A University of Virginia press release announces ...
A recent study reports that high school students who study fewer science topics, but study them in greater depth, have an advantage in college science classes over their peers who study more topics and spend less time on each.I have no idea if the results are reliable but it does highlight an issue that needs to be addressed. Is it better to learn a single subject in some depth than several subjects at a more superficial level? One can make a good case for both sides.
This is an important question here at the University of Toronto because we are in the middle of a huge shift away from in-depth studies to more breadth. For example, there were 50 students who enrolled in our enhanced biochemistry program a few years ago but last year that number dropped to 17. There's no indication that we have bottomed out.

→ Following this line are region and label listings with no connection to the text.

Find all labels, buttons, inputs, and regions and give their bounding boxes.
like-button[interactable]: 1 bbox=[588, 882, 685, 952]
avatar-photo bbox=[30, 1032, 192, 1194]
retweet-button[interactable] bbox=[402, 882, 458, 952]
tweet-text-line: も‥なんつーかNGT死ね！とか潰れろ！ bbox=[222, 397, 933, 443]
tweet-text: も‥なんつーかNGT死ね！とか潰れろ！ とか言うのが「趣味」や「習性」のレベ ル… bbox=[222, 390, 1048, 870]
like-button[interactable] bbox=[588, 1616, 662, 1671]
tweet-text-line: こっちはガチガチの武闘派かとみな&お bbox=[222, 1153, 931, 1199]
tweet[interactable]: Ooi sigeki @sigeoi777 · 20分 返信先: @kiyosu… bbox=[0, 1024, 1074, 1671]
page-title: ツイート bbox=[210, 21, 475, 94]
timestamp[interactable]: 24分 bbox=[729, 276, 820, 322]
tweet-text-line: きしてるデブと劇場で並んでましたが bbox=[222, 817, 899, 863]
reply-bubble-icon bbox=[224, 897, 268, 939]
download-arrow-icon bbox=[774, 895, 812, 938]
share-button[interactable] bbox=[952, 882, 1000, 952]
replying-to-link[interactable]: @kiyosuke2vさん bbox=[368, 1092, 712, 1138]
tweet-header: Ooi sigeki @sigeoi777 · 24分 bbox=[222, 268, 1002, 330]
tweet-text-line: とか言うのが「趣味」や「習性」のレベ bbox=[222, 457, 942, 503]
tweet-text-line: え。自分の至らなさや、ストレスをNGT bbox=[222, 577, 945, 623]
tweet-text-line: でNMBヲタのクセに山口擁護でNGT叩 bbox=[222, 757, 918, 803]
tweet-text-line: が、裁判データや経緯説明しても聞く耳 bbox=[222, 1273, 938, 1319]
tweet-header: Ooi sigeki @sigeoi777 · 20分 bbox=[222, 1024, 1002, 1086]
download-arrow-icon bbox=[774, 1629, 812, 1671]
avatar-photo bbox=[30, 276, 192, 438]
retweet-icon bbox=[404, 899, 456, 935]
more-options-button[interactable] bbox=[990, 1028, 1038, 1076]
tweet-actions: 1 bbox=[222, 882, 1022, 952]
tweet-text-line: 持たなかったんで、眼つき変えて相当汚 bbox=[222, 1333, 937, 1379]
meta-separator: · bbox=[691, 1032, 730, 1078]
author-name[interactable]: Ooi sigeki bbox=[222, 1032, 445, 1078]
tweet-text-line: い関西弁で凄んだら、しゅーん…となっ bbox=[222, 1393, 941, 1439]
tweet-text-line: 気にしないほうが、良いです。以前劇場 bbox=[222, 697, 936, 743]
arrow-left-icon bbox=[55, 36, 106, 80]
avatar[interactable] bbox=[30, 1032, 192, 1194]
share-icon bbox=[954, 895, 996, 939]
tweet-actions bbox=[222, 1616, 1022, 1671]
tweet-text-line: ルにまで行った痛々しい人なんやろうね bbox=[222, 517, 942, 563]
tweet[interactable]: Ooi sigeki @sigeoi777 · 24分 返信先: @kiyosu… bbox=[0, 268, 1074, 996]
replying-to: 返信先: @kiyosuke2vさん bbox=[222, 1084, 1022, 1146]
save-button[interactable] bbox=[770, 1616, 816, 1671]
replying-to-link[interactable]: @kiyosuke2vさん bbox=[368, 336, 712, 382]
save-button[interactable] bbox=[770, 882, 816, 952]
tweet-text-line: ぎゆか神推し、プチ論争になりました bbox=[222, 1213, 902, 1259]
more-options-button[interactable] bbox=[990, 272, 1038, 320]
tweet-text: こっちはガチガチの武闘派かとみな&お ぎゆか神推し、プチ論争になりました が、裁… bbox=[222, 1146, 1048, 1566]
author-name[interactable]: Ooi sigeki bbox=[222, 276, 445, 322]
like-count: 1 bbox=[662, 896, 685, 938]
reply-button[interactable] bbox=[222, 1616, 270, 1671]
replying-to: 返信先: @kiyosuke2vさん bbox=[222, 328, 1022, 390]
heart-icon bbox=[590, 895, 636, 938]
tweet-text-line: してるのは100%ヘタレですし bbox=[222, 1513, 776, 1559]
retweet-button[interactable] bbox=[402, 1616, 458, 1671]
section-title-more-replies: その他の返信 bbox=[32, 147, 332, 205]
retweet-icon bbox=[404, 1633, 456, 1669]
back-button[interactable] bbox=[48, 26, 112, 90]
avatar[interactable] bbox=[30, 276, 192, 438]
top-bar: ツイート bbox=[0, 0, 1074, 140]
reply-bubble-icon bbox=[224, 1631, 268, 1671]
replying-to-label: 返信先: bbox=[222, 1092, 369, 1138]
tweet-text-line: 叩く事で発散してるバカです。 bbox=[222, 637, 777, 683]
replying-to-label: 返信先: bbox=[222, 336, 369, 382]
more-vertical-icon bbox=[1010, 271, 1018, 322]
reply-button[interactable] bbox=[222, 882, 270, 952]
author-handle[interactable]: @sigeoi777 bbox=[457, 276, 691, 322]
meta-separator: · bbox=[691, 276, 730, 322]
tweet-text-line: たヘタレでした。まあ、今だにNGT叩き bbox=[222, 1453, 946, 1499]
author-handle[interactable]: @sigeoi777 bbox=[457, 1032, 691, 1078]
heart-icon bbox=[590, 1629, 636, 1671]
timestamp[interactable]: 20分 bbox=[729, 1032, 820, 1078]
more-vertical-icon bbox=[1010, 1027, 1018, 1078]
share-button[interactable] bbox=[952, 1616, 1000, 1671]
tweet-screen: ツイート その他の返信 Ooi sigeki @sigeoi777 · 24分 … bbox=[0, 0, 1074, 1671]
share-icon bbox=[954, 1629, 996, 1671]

Instead of taking an honors biochemistry program with advanced labs, research projects, and 4th year honors courses, our students are opting for a lighter biochemistry program that whey can combine with other programs, like economics, psychology, or physiology. This breadth can only be achieved by taking a higher percentage of lower level introductory courses.
Is this a good idea? Our students seem to think it is, and so far the university is doing everything to encourage them to abandon the rigorous honors programs. (Part of the problem is that all our students graduate with "honors" no matter what program they take and what grades they achieve.)
Is this happening at other universities? Is it better to have a broad general education in science than a specialized one? Personally, I think that specialization in one subject is essential for critical thinking and for understanding scholarship. I don't care which subject a student chooses but they should pick one and take the most advanced undergraduate courses.